Kurangnya lapangan kerja, krisis iklim, korupsi, perpecahan politik, biaya pendidikan tinggi dan kebutuhan akan perumahan yang tidak aman semakin membuat generasi muda merasa tidak aman dan khawatir akan masa depan. Generasi muda punya banyak alasan rasional untuk marah.
Situasi ini semakin diperparah dengan gempuran kapitalisme neoliberal dan sifat serakah para penguasa di era Jokowi – runtuhnya kelas menengah, badai PHK, meroketnya harga properti dan tingginya biaya pendidikan, kerusakan lingkungan dan sebagainya.
Massa #YogjaPanggilan berbaris di depan garis polisi Gedung Agung sambil memegang poster aspirasinya (27 Agustus 2024). Dermaga. kepribadian pengarang (M.Naufal Valudin)

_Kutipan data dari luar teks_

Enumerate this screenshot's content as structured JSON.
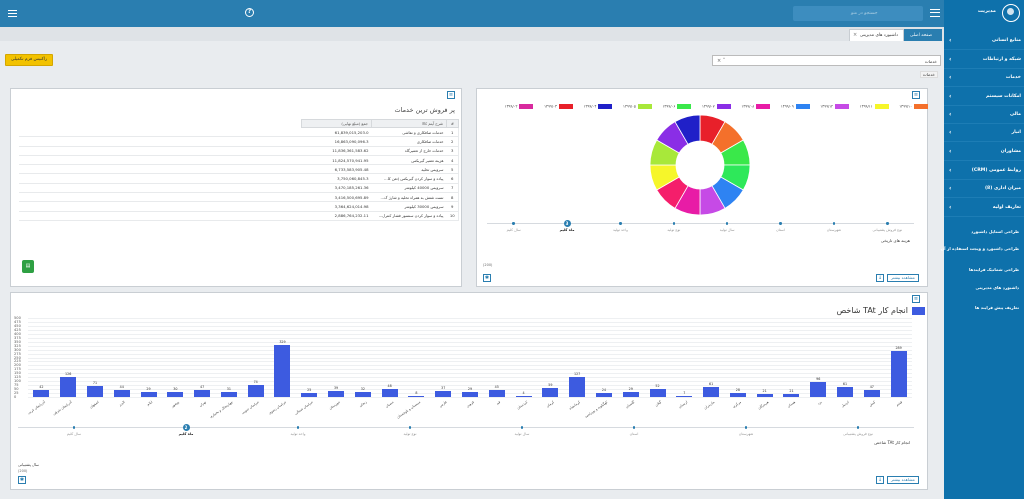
{
  "topbar": {
    "search_placeholder": "جستجو در منو"
  },
  "sidebar": {
    "user_name": "مدیریت",
    "items": [
      {
        "label": "منابع انسانی"
      },
      {
        "label": "شبکه و ارتباطات"
      },
      {
        "label": "خدمات"
      },
      {
        "label": "امکانات سیستم"
      },
      {
        "label": "مالی"
      },
      {
        "label": "انبار"
      },
      {
        "label": "مشاوران"
      },
      {
        "label": "(CRM) روابط عمومی"
      },
      {
        "label": "(8) میزان اداری"
      },
      {
        "label": "تعاریف اولیه"
      }
    ],
    "subitems": [
      {
        "label": "طراحی استایل داشبورد"
      },
      {
        "label": "طراحی داشبورد و ویجت استفاده از آن"
      },
      {
        "label": "طراحی شماتیک فرایندها"
      },
      {
        "label": "داشبورد های مدیریتی"
      },
      {
        "label": "تعاریف پیش فرایند ها"
      }
    ]
  },
  "tabs": {
    "home": "صفحه اصلی",
    "dashboard": "داشبورد های مدیریتی"
  },
  "toolbar": {
    "button_label": "راکنیس فرم تکمیلی"
  },
  "filter": {
    "value": "خدمات",
    "tag": "خدمات"
  },
  "donut_panel": {
    "legend": [
      {
        "label": "۱۳۹۹/۱۰",
        "color": "#f4702b"
      },
      {
        "label": "۱۳۹۹/۱۱",
        "color": "#f6f62a"
      },
      {
        "label": "۱۳۹۹/۱۲",
        "color": "#c64ae6"
      },
      {
        "label": "۱۳۹۹/۰۹",
        "color": "#2e83f2"
      },
      {
        "label": "۱۳۹۹/۰۸",
        "color": "#e81ca6"
      },
      {
        "label": "۱۳۹۹/۰۷",
        "color": "#8a2ee6"
      },
      {
        "label": "۱۳۹۹/۰۶",
        "color": "#3ae84a"
      },
      {
        "label": "۱۳۹۹/۰۵",
        "color": "#a8e83a"
      },
      {
        "label": "۱۳۹۹/۰۴",
        "color": "#2020c8"
      },
      {
        "label": "۱۳۹۹/۰۳",
        "color": "#e8202a"
      },
      {
        "label": "۱۳۹۹/۰۲",
        "color": "#d82a9e"
      }
    ],
    "timeline": [
      "نوع فروش پشتیبانی",
      "شهرستان",
      "استان",
      "سال تولید",
      "نوع تولید",
      "واحد تولید",
      "ماه کلیم",
      "سال کلیم"
    ],
    "timeline_active_index": 6,
    "timeline_active_number": "3",
    "caption": "هزینه های تاریخی",
    "footnote": "(200)",
    "button": "مشاهده بیشتر"
  },
  "table_panel": {
    "title": "پر فروش ترین خدمات",
    "columns": [
      "#",
      "شرح آیتم کالا",
      "جمع (مبلغ نهایی)"
    ],
    "rows": [
      {
        "n": "1",
        "name": "خدمات صافکاری و نقاشی",
        "amount": "61,839,015,203.0"
      },
      {
        "n": "2",
        "name": "خدمات صافکاری",
        "amount": "16,863,090,096.3"
      },
      {
        "n": "3",
        "name": "خدمات خارج از تعمیرگاه",
        "amount": "11,836,361,583.62"
      },
      {
        "n": "4",
        "name": "هزینه تعمیر گیربکس",
        "amount": "11,824,570,941.95"
      },
      {
        "n": "5",
        "name": "سرویس تخلیه",
        "amount": "6,733,583,905.48"
      },
      {
        "n": "6",
        "name": "پیاده و سوار کردن گیربکس (تعن کا...",
        "amount": "3,750,060,845.3"
      },
      {
        "n": "7",
        "name": "سرویس 40000 کیلومتر",
        "amount": "3,470,185,261.36"
      },
      {
        "n": "8",
        "name": "تست شتش به همراه تخلیه و شارژ ک...",
        "amount": "3,416,500,695.89"
      },
      {
        "n": "9",
        "name": "سرویس 30000 کیلومتر",
        "amount": "3,364,624,014.98"
      },
      {
        "n": "10",
        "name": "پیاده و سوار کردن سنسور فشار کنترل...",
        "amount": "2,886,764,232.11"
      }
    ]
  },
  "bar_panel": {
    "button": "مشاهده بیشتر",
    "timeline": [
      "نوع فروش پشتیبانی",
      "شهرستان",
      "استان",
      "سال تولید",
      "نوع تولید",
      "واحد تولید",
      "ماه کلیم",
      "سال کلیم"
    ],
    "timeline_active_index": 6,
    "timeline_active_number": "2",
    "caption": "شاخص TAt انجام کار",
    "subcaption": "سال پشتیبانی",
    "footnote": "(200)"
  },
  "chart_data": {
    "type": "bar",
    "title": "شاخص TAt انجام کار",
    "series": [
      {
        "name": "شاخص TAt انجام کار"
      }
    ],
    "ylim": [
      0,
      500
    ],
    "yticks": [
      0,
      25,
      50,
      75,
      100,
      125,
      150,
      175,
      200,
      225,
      250,
      275,
      300,
      325,
      350,
      375,
      400,
      425,
      450,
      475,
      500
    ],
    "categories": [
      "آذربایجان غربی",
      "آذربایجان شرقی",
      "اصفهان",
      "البرز",
      "ایلام",
      "بوشهر",
      "تهران",
      "چهارمحال و بختیاری",
      "خراسان جنوبی",
      "خراسان رضوی",
      "خراسان شمالی",
      "خوزستان",
      "زنجان",
      "سمنان",
      "سیستان و بلوچستان",
      "فارس",
      "قزوین",
      "قم",
      "کردستان",
      "کرمان",
      "کرمانشاه",
      "کهگیلویه و بویراحمد",
      "گلستان",
      "گیلان",
      "لرستان",
      "مازندران",
      "مرکزی",
      "هرمزگان",
      "همدان",
      "یزد",
      "اردبیل",
      "کیش",
      "قشم"
    ],
    "values": [
      42,
      126,
      71,
      44,
      29,
      30,
      47,
      31,
      74,
      329,
      25,
      39,
      32,
      48,
      8,
      37,
      29,
      45,
      4,
      59,
      127,
      24,
      29,
      52,
      7,
      61,
      28,
      21,
      21,
      96,
      61,
      47,
      289
    ]
  }
}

Wajar jika masyarakat saat ini dihantui oleh “mimpi buruk Orwellian”—sebuah ilustrasi tentang sifat tersembunyi dari otoritarianisme yang menumbuhkan ketidaktahuan, menormalisasi budaya ketakutan, pengondisian sistemik, kriminalisasi aktivis, politik korup, dan eksploitasi.
Dari kemarahan menjadi harapan
Namun, partisipasi ribuan generasi muda dalam aksi “Peringatan dalam Situasi Darurat” menunjukkan wajah yang berbeda, yakni “politik harapan” (the politics of hope).
Generasi muda, termasuk Wibu, menjalankan peran menegakkan konstitusi sebagai warga negara penuh melalui “partisipasi bermakna” dalam demokrasi. Di sini peralihan “dari kemarahan ke harapan” menjadi mungkin.
Namun kuncinya adalah: kepercayaan masyarakat terhadap sistem dan pemerintahan yang jujur, adil, dan tidak korup.
Di akhir wawancara, Ran meninggalkan pesan untuk rekan-rekan mudanya: “Kami tidak ingin dikendalikan oleh satu keluarga.” Kita tidak bisa menyerah. Jika kami terus berjuang, kami pasti akan menang.”